The deal is that Australia was the first country in the Western world to do this!

Britain? Nope. 1918.

America? Try again. 1920.

Germany? 1918.

France? Good luck. Not until 1944.

China? Surely, communists with all their equality and whatnot? Nope. 1947.

Canada? 1917.

Australia was the first! (Okay, second. New Zealand – 1893…damn Kiwis…).

Australia’s Place in the World

In 1901, Australia officially became a nation. It could go to war, it could run its own affairs, create its own laws, set its own taxes and was no-longer tied to Britain!…Except that it still (and still does) have the Queen as its head of state, and the Governor-General as the Queen’s representative in the Land Down Under.

Australia was a big exporter…and importer. It sent out shiploads of gold, iron, wool, wheat and leather, and in came things such as consumer-goods from England and America.

Australia was miles from England…it took two months to get there by ocean-liner…but a lot of Australians saw themselves still as being British. They supported Britain in wartime and peacetime. When Britain went to war with the Dutch South-Africans (the Boers) in 1899, Australia sent troops off to fight. When Britain went to war with Germany in 1914, Australia sent troops off to fight. When Britain went to war with Germany (again!) in 1939, Australia sent troops off to fight.

Why?

Australia is on the other side of the world, for God’s sake! Why on earth would it get involved in British wars?

Popular opinion in Australia listed reasons such as…

– Similar cultures.
– Helping “Mother England”.
– Failure to hep England in her time of need would result in England being too weak to help Australia in hers.

In the Edwardian-era, imperial pride and ties to “Mother England” still ran strong through the fabric of Australian culture and society. When soldiers fought and died in the First World War, they died in service of “The Empire”, not Australia. Indeed, such was Australia’s closeness to Britain that when the First World War came around in 1914, over sixty thousand Australians signed up to go to war.

The interesting bit?

Not a single one of them was a career-soldier.

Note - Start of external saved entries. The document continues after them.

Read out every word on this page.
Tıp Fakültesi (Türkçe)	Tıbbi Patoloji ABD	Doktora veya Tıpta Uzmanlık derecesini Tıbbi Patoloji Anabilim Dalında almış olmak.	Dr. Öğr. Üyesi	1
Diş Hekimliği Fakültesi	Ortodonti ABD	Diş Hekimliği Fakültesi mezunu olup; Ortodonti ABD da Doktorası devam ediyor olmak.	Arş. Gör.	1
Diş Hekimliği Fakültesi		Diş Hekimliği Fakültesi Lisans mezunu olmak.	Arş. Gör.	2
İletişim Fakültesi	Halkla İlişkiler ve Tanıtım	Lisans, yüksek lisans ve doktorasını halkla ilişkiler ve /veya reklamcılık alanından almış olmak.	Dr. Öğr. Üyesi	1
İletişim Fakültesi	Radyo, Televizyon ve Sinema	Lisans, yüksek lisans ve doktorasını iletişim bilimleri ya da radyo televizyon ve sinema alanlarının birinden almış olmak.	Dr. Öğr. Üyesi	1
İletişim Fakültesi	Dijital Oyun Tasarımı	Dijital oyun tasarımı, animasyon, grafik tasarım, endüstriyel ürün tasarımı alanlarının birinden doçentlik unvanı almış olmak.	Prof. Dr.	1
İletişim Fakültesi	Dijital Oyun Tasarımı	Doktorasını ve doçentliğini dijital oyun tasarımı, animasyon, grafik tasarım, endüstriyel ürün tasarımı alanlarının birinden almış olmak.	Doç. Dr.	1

Australia was the only country to participate in the First World War, which had a completely volunteer army. Shopkeepers, schoolteachers, engine-drivers, cable-car gripmen, farmers, shearers, bank-tellers and waiters rushed to sign up for the army. The most experience that Australia really had of fighting in big wars was in the Boer War of 1899 (during which, Australian soldier Harry ‘Breaker’ Morant was tried…and executed…for trumped-up charges of ‘Treason’, disobeying orders, and killing innocent noncombatant Boers).

After the Second World War, Australia stopped looking to Britain for aid, and turned increasingly towards the United States. Colonialism died a slow death as the European powers grudgingly (in the case of France, incredibly so!) gave up their colonial posessions. Australia joined the British Commonwealth, the collection of countries which shared historic, colonial ties with Britain.